A FORMER solicitor's cashier at the centre of a £90,000 theft probe has admitted three counts of false accounting.
Elaine Astley, 49, pleaded guilty to the new allegations a week into a trial at Burnley Crown Court, where she had originally been charged with 23 counts of theft from the bank accounts of the then JV Pilling and Co, Bacup.
Judge Barbara Watson discharged the jury from returning verdicts on the theft allegations and bailed Astley, of Phillips Road, Weir, until the week of February 18 for sentence at Preston Crown Court.
The jury had heard claims the defendant had made out signed blank cheques, cashed them and pocketed the proceeds while considered a valuable employee at J V Pilling and Co.
She was then said to have falsified entries in the firm's business records or not to have made entries at all.
Astley was originally alleged by the prosecution to have taken large amounts of cash home rather than banking it so it would not be traced back to her and to have destroyed an old computer and various accounting records.
An earlier hearing this month heard how Astley had worked for JV Pilling and Co for about six years and was regarded by Brian Walsh -- the only solicitor at JV Pilling and Co -- as an honest and valuable employee.

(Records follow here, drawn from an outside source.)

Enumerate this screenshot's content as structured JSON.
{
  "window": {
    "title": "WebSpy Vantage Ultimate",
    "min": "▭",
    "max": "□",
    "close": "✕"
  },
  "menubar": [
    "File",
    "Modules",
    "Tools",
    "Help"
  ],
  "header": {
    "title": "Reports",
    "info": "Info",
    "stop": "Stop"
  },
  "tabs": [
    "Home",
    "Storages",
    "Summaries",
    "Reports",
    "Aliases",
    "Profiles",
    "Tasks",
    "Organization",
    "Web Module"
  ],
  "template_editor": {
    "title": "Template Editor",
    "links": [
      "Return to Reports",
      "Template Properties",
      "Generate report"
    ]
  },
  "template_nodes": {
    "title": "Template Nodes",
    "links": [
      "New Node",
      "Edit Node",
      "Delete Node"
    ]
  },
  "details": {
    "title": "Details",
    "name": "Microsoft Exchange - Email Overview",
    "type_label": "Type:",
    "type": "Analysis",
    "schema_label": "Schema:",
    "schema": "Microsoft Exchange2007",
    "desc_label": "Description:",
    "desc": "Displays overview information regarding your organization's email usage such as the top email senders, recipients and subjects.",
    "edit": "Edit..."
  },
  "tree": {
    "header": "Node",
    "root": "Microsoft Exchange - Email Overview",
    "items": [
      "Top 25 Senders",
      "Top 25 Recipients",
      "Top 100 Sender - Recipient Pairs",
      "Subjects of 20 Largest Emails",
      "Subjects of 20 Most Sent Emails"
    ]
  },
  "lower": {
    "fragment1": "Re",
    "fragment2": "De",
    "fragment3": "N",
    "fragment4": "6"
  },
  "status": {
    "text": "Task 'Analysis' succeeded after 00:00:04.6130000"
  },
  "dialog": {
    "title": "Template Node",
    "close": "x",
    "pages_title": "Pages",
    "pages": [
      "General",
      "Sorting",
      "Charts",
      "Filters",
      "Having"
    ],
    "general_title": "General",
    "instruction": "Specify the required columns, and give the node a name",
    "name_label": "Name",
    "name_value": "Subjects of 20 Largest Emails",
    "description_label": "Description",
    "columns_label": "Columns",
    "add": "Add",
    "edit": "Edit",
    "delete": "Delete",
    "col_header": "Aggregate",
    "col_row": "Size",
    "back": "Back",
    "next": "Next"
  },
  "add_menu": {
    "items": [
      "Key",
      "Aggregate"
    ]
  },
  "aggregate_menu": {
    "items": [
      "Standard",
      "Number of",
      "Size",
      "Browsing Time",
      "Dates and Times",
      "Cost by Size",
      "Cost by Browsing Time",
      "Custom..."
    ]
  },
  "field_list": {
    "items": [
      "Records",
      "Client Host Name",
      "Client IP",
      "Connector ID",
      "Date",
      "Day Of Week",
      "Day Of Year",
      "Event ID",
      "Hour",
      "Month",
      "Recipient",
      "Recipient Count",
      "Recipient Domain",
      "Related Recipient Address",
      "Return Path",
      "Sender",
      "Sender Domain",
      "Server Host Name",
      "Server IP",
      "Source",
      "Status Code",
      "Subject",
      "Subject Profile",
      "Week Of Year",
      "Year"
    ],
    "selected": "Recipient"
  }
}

He often left her signed blank cheques for the firm's bank accounts. But, the prosecution had said, between May 1998 and March 2000 Astley abused that trust and systematically stole the cheques.
The prosecution yesterday claimed Astley had been caught out when JV Pilling and Co merged with Woodcock and Sons, another local firm of solicitors, in February 2000, and the books did not balance.
The court had been told how Mr Walsh had trusted the defendant implicitly. At first he did not believe she had done anything wrong when the figures would not add up.
Speaking after the trial Mr Walsh, who works at the Bacup branch of the company, in Irwell Terrace, said: "I am satisfied that the defendant made an admission of guilt."
He refused to comment further until sentencing had been passed.